Never-Slow Mode: Opt-in Chromium proposal to limit website's available resources - jdormit
https://github.com/slightlyoff/never_slow_mode
======
jdormit
From the "why would developers opt-in to this" section:

> In recent years, many web platform features have become gated on TLS opt-in
> [0]. We can imagine browser vendors taking a similar stance with regards to
> new features and NSM: only sites which demonstrate that they are willing to
> prioritize user experience might continue to be able to request certain
> permissions (e.g., Push Notifications) or access upcoming features.

[0]
[https://developers.google.com/web/updates/2016/04/geolocatio...](https://developers.google.com/web/updates/2016/04/geolocation-
on-secure-contexts-only)

I'm torn about this. On the one hand, TLS was unequivocably good for the
internet, and I think in general encouraging sites to be less resource-
intensive is also good for the internet. On the other hand, a lot of this
proposal smacks of "meet these limits or Google won't bring traffic to your
site with Chrome and search", which they've already shown a history of doing
with AMP pages getting prioritized search results.
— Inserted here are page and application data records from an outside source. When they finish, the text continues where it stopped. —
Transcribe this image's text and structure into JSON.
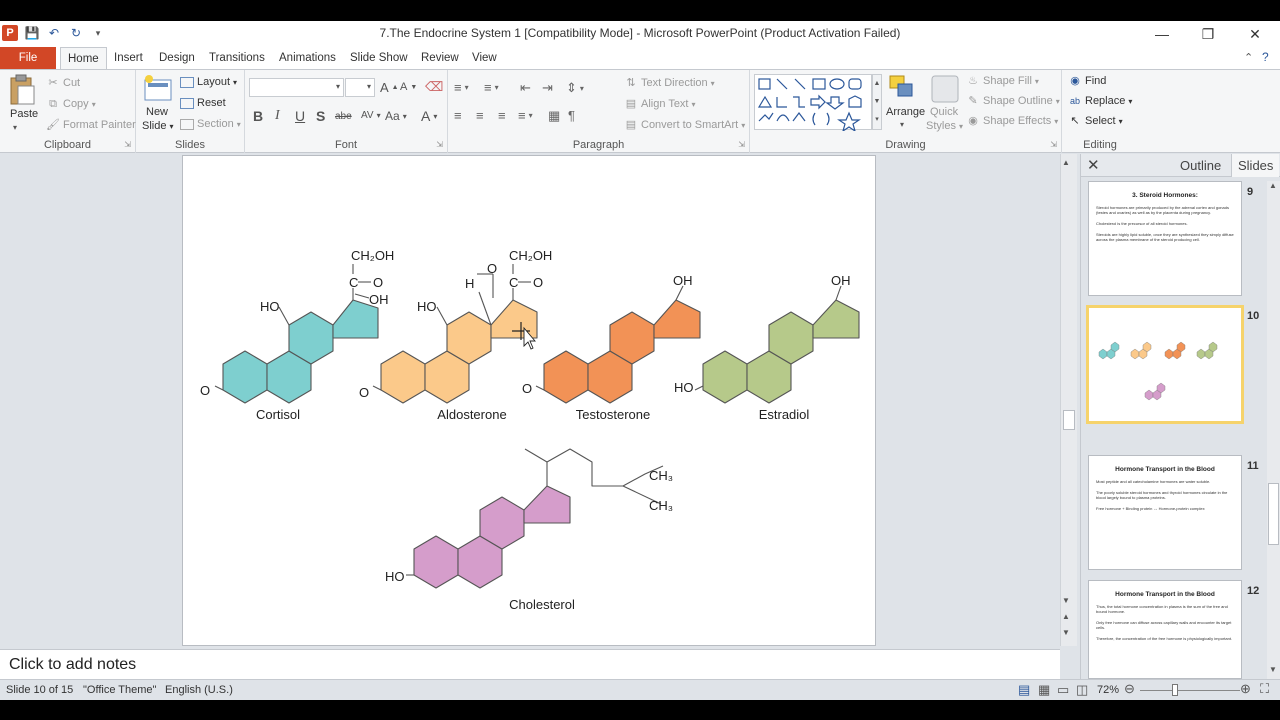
{
  "window": {
    "title": "7.The Endocrine System 1 [Compatibility Mode]  -  Microsoft PowerPoint (Product Activation Failed)",
    "app_icon": "P"
  },
  "tabs": [
    "File",
    "Home",
    "Insert",
    "Design",
    "Transitions",
    "Animations",
    "Slide Show",
    "Review",
    "View"
  ],
  "ribbon": {
    "clipboard": {
      "label": "Clipboard",
      "paste": "Paste",
      "cut": "Cut",
      "copy": "Copy",
      "format_painter": "Format Painter"
    },
    "slides": {
      "label": "Slides",
      "new_slide_1": "New",
      "new_slide_2": "Slide",
      "layout": "Layout",
      "reset": "Reset",
      "section": "Section"
    },
    "font": {
      "label": "Font",
      "bold": "B",
      "italic": "I",
      "underline": "U",
      "shadow": "S",
      "strike": "abe",
      "spacing": "AV",
      "case": "Aa",
      "color": "A"
    },
    "paragraph": {
      "label": "Paragraph",
      "text_direction": "Text Direction",
      "align_text": "Align Text",
      "smartart": "Convert to SmartArt"
    },
    "drawing": {
      "label": "Drawing",
      "arrange": "Arrange",
      "quick_styles_1": "Quick",
      "quick_styles_2": "Styles",
      "shape_fill": "Shape Fill",
      "shape_outline": "Shape Outline",
      "shape_effects": "Shape Effects"
    },
    "editing": {
      "label": "Editing",
      "find": "Find",
      "replace": "Replace",
      "select": "Select"
    }
  },
  "slide": {
    "labels": {
      "cortisol": "Cortisol",
      "aldosterone": "Aldosterone",
      "testosterone": "Testosterone",
      "estradiol": "Estradiol",
      "cholesterol": "Cholesterol",
      "ch2oh": "CH₂OH",
      "c": "C",
      "o": "O",
      "oh": "OH",
      "ho": "HO",
      "h": "H",
      "ch3": "CH₃"
    },
    "colors": {
      "cortisol": "#7ecfcf",
      "aldosterone": "#fbc98a",
      "testosterone": "#f29256",
      "estradiol": "#b6c98a",
      "cholesterol": "#d59dcb"
    }
  },
  "notes": {
    "placeholder": "Click to add notes"
  },
  "panel": {
    "outline_tab": "Outline",
    "slides_tab": "Slides",
    "thumbnails": [
      {
        "num": "9",
        "title": "3. Steroid Hormones:",
        "lines": [
          "Steroid hormones are primarily produced by the adrenal cortex and gonads (testes and ovaries) as well as by the placenta during pregnancy.",
          "Cholesterol is the precursor of all steroid hormones.",
          "Steroids are highly lipid soluble, once they are synthesized they simply diffuse across the plasma membrane of the steroid producing cell."
        ]
      },
      {
        "num": "10",
        "title": "",
        "lines": []
      },
      {
        "num": "11",
        "title": "Hormone Transport in the Blood",
        "lines": [
          "Most peptide and all catecholamine hormones are water soluble.",
          "The poorly soluble steroid hormones and thyroid hormones circulate in the blood largely bound to plasma proteins.",
          "Free hormone + Binding protein ↔ Hormone-protein complex"
        ]
      },
      {
        "num": "12",
        "title": "Hormone Transport in the Blood",
        "lines": [
          "Thus, the total hormone concentration in plasma is the sum of the free and bound hormone.",
          "Only free hormone can diffuse across capillary walls and encounter its target cells.",
          "Therefore, the concentration of the free hormone is physiologically important."
        ]
      }
    ]
  },
  "status": {
    "slide_info": "Slide 10 of 15",
    "theme": "\"Office Theme\"",
    "language": "English (U.S.)",
    "zoom": "72%"
  }
}
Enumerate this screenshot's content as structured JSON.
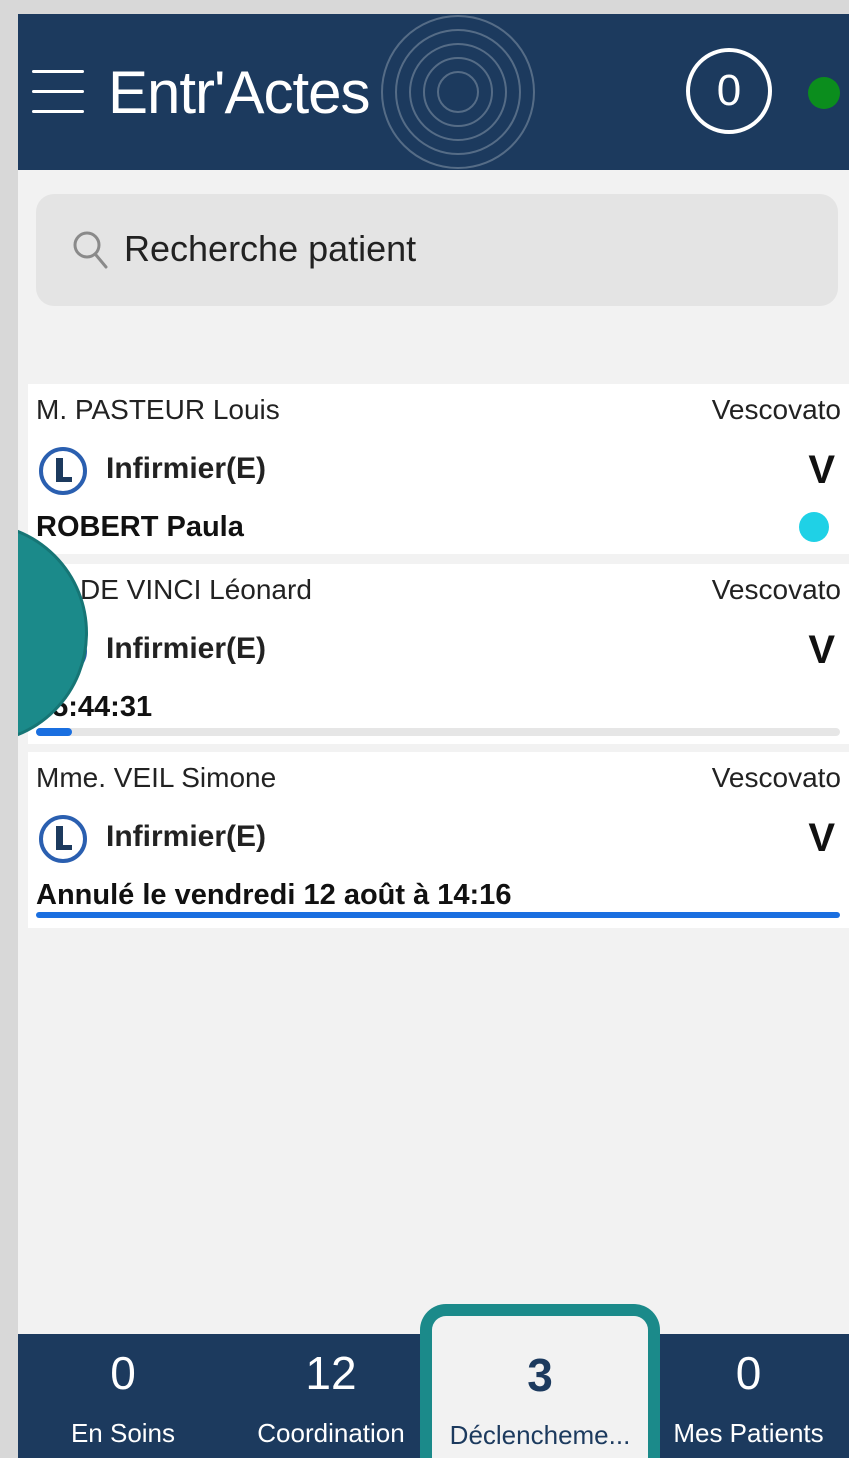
{
  "header": {
    "title": "Entr'Actes",
    "counter": "0",
    "status_color": "#0b8d1d"
  },
  "search": {
    "placeholder": "Recherche patient"
  },
  "patients": [
    {
      "name": "M. PASTEUR Louis",
      "city": "Vescovato",
      "role": "Infirmier(E)",
      "flag": "V",
      "detail": "ROBERT Paula",
      "indicator_color": "#1fd1e6"
    },
    {
      "name": "DE VINCI Léonard",
      "city": "Vescovato",
      "role": "Infirmier(E)",
      "flag": "V",
      "detail": "05:44:31",
      "progress": 0.045
    },
    {
      "name": "Mme. VEIL Simone",
      "city": "Vescovato",
      "role": "Infirmier(E)",
      "flag": "V",
      "detail": "Annulé le vendredi 12 août à 14:16"
    }
  ],
  "bottom_nav": [
    {
      "count": "0",
      "label": "En Soins"
    },
    {
      "count": "12",
      "label": "Coordination"
    },
    {
      "count": "3",
      "label": "Déclencheme..."
    },
    {
      "count": "0",
      "label": "Mes Patients"
    }
  ],
  "colors": {
    "header": "#1c3a5e",
    "accent_teal": "#1b8a8a",
    "progress_blue": "#1a6fe0"
  }
}
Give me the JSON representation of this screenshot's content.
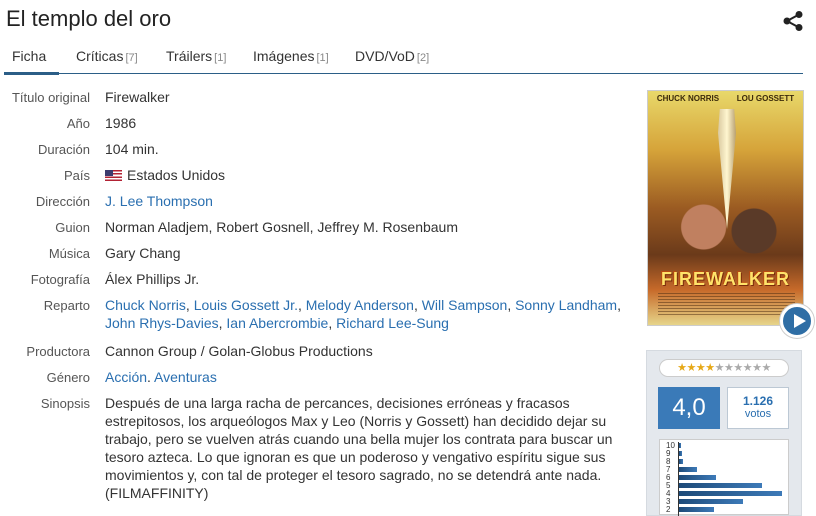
{
  "page": {
    "title": "El templo del oro"
  },
  "tabs": [
    {
      "label": "Ficha",
      "count": ""
    },
    {
      "label": "Críticas",
      "count": "[7]"
    },
    {
      "label": "Tráilers",
      "count": "[1]"
    },
    {
      "label": "Imágenes",
      "count": "[1]"
    },
    {
      "label": "DVD/VoD",
      "count": "[2]"
    }
  ],
  "details": {
    "original_title_label": "Título original",
    "original_title": "Firewalker",
    "year_label": "Año",
    "year": "1986",
    "duration_label": "Duración",
    "duration": "104 min.",
    "country_label": "País",
    "country": "Estados Unidos",
    "director_label": "Dirección",
    "director": "J. Lee Thompson",
    "screenplay_label": "Guion",
    "screenplay": "Norman Aladjem, Robert Gosnell, Jeffrey M. Rosenbaum",
    "music_label": "Música",
    "music": "Gary Chang",
    "photography_label": "Fotografía",
    "photography": "Álex Phillips Jr.",
    "cast_label": "Reparto",
    "cast": [
      "Chuck Norris",
      "Louis Gossett Jr.",
      "Melody Anderson",
      "Will Sampson",
      "Sonny Landham",
      "John Rhys-Davies",
      "Ian Abercrombie",
      "Richard Lee-Sung"
    ],
    "producer_label": "Productora",
    "producer": "Cannon Group / Golan-Globus Productions",
    "genre_label": "Género",
    "genre": [
      "Acción",
      "Aventuras"
    ],
    "synopsis_label": "Sinopsis",
    "synopsis": "Después de una larga racha de percances, decisiones erróneas y fracasos estrepitosos, los arqueólogos Max y Leo (Norris y Gossett) han decidido dejar su trabajo, pero se vuelven atrás cuando una bella mujer los contrata para buscar un tesoro azteca. Lo que ignoran es que un poderoso y vengativo espíritu sigue sus movimientos y, con tal de proteger el tesoro sagrado, no se detendrá ante nada. (FILMAFFINITY)"
  },
  "poster": {
    "actor_left": "CHUCK NORRIS",
    "actor_right": "LOU GOSSETT",
    "title": "FIREWALKER"
  },
  "rating": {
    "average": "4,0",
    "votes_count": "1.126",
    "votes_label": "votos",
    "stars_filled": 4,
    "stars_total": 10,
    "histogram_labels": [
      "10",
      "9",
      "8",
      "7",
      "6",
      "5",
      "4",
      "3",
      "2"
    ],
    "histogram_fractions": [
      0.02,
      0.03,
      0.04,
      0.17,
      0.35,
      0.78,
      0.97,
      0.6,
      0.33
    ]
  },
  "colors": {
    "accent": "#2b5e87",
    "link": "#2a6fb0",
    "rating_bg": "#3a7ab8"
  }
}
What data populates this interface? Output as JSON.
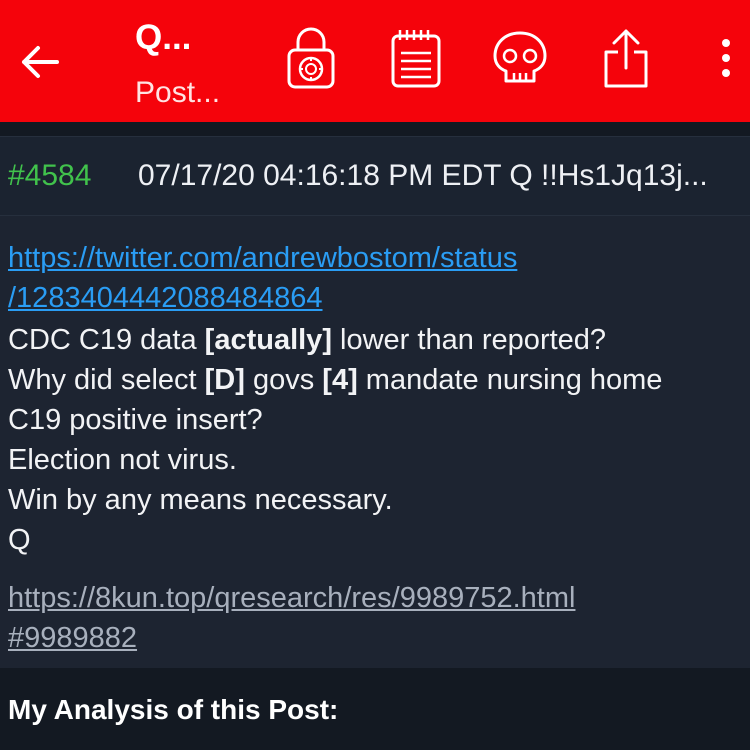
{
  "toolbar": {
    "title": "Q...",
    "subtitle": "Post...",
    "icons": [
      "back-arrow-icon",
      "padlock-icon",
      "notepad-icon",
      "skull-icon",
      "share-icon",
      "more-vert-icon"
    ],
    "background_color": "#f5030b"
  },
  "post": {
    "number": "#4584",
    "meta": "07/17/20 04:16:18 PM EDT Q !!Hs1Jq13j...",
    "twitter_link_line1": "https://twitter.com/andrewbostom/status",
    "twitter_link_line2": "/1283404442088484864",
    "lines": [
      {
        "pre": "CDC C19 data ",
        "bold": "[actually]",
        "post": " lower than reported?"
      },
      {
        "pre": "Why did select ",
        "bold": "[D]",
        "mid": " govs ",
        "bold2": "[4]",
        "post": " mandate nursing home"
      },
      {
        "text": "C19 positive insert?"
      },
      {
        "text": "Election not virus."
      },
      {
        "text": "Win by any means necessary."
      },
      {
        "text": "Q"
      }
    ],
    "source_link_line1": "https://8kun.top/qresearch/res/9989752.html",
    "source_link_line2": "#9989882"
  },
  "analysis": {
    "heading": "My Analysis of this Post:"
  },
  "colors": {
    "post_number": "#41c24c",
    "link": "#2a9df4",
    "source_link": "#a8b0bd"
  }
}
That really makes me mad,
and it's scary that one company has amassed so much power over the web they
can basically dictate how sites should be built and served. That fundamentally
undermines the principles of the free and open web.

------
jdormit
Note that although this proposal is couched in the language of "browser
vendors" and "web platform features", this is posted by a Google employee and
the "incomplete prototype" that is under development is in Chromium.